Markov’s Inequality: No more than 1/5 of the population can have more than 5 times the average income

One way to remember Markov’s Inequality (also called Chebyshev’s Inequality) is to remember this application: No more than 1/5 of the population can have more than 5 times the average income. For instance, if the average income of a certain country is USD $3000 per month, no more than 20% of the citizens can earn more than$15 000!

Brief Explanation

$\mu(\{x\in X: f(x)\geq\epsilon\})\leq\frac{1}{\epsilon}\int_X f\,d\mu$ is Markov’s Inequality, where $\mu$ is the probability measure. Taking $\epsilon=5A$ to be 5 times the average income, the left hand side represents the probability of having more than 5 times the average income.
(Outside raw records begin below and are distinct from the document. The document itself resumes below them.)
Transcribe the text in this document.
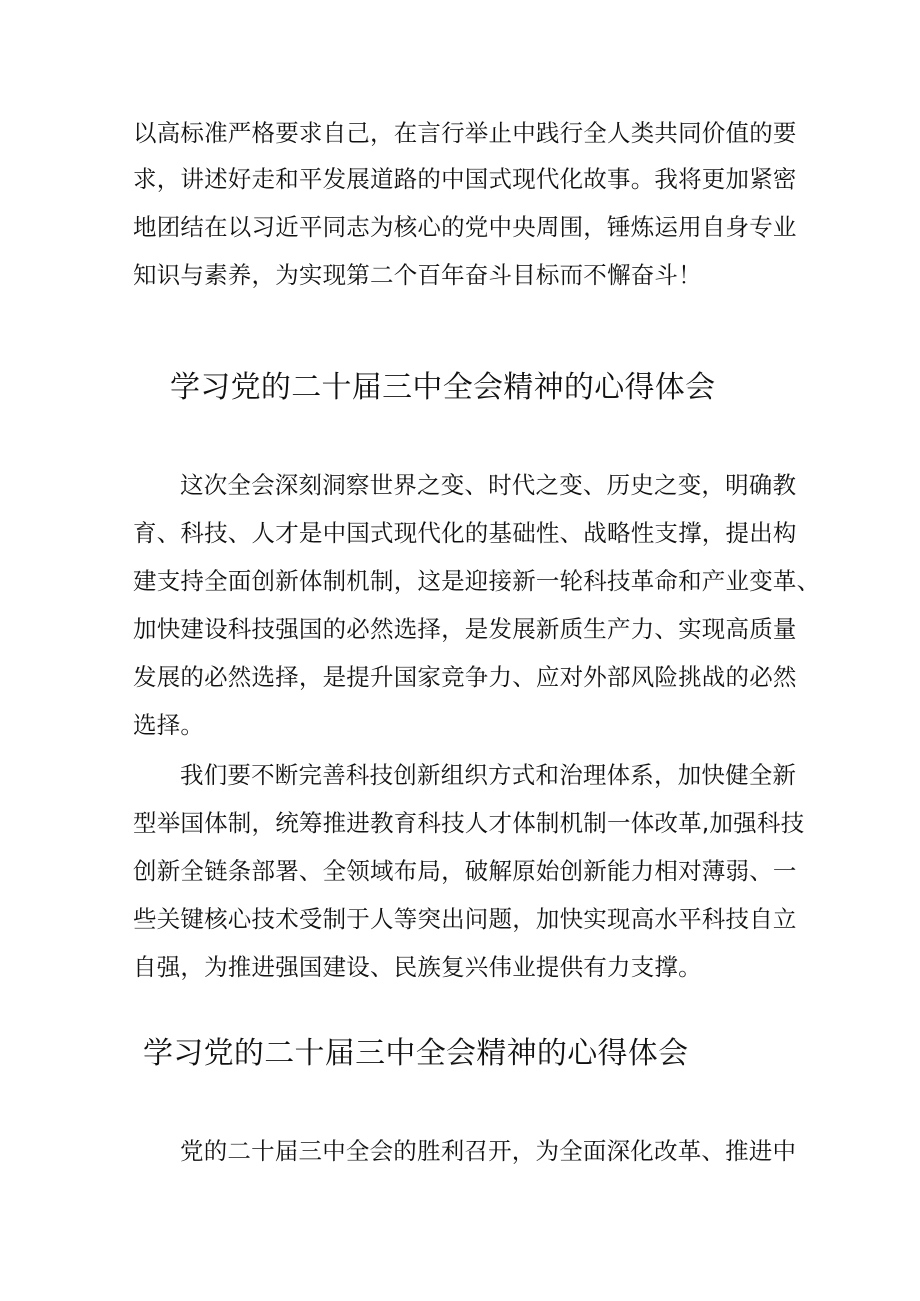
以高标准严格要求自己，在言行举止中践行全人类共同价值的要
求，讲述好走和平发展道路的中国式现代化故事。我将更加紧密
地团结在以习近平同志为核心的党中央周围，锤炼运用自身专业
知识与素养，为实现第二个百年奋斗目标而不懈奋斗！
学习党的二十届三中全会精神的心得体会
这次全会深刻洞察世界之变、时代之变、历史之变，明确教
育、科技、人才是中国式现代化的基础性、战略性支撑，提出构
建支持全面创新体制机制，这是迎接新一轮科技革命和产业变革、
加快建设科技强国的必然选择，是发展新质生产力、实现高质量
发展的必然选择，是提升国家竞争力、应对外部风险挑战的必然
选择。
我们要不断完善科技创新组织方式和治理体系，加快健全新
型举国体制，统筹推进教育科技人才体制机制一体改革,加强科技
创新全链条部署、全领域布局，破解原始创新能力相对薄弱、一
些关键核心技术受制于人等突出问题，加快实现高水平科技自立
自强，为推进强国建设、民族复兴伟业提供有力支撑。
学习党的二十届三中全会精神的心得体会
党的二十届三中全会的胜利召开，为全面深化改革、推进中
The right hand side is $\frac{1}{5A}\cdot A=\frac 15$.

Chebyshev’s/Markov’s Inequality (Proof):
If $(X,\Sigma,\mu)$ is a measure space, $f$ is a non-negative measurable extended real-valued function, and $\epsilon>0$, then $\displaystyle \mu(\{x\in X: f(x)\geq\epsilon\})\leq\frac{1}{\epsilon}\int_X f\,d\mu.$

Proof:
Define $\displaystyle s(x)=\begin{cases} \epsilon, &\text{if}\ f(x)\geq\epsilon\\ 0, &\text{if}\ f(x)<\epsilon. \end{cases}$
Then $0\leq s(x)\leq f(x)$. Thus $\int_X f(x)\,d\mu\geq\int_X s(x)\,d\mu=\epsilon\mu(\{x\in X: f(x)\geq\epsilon\})$. Dividing both sides by $\epsilon>0$ gives the result.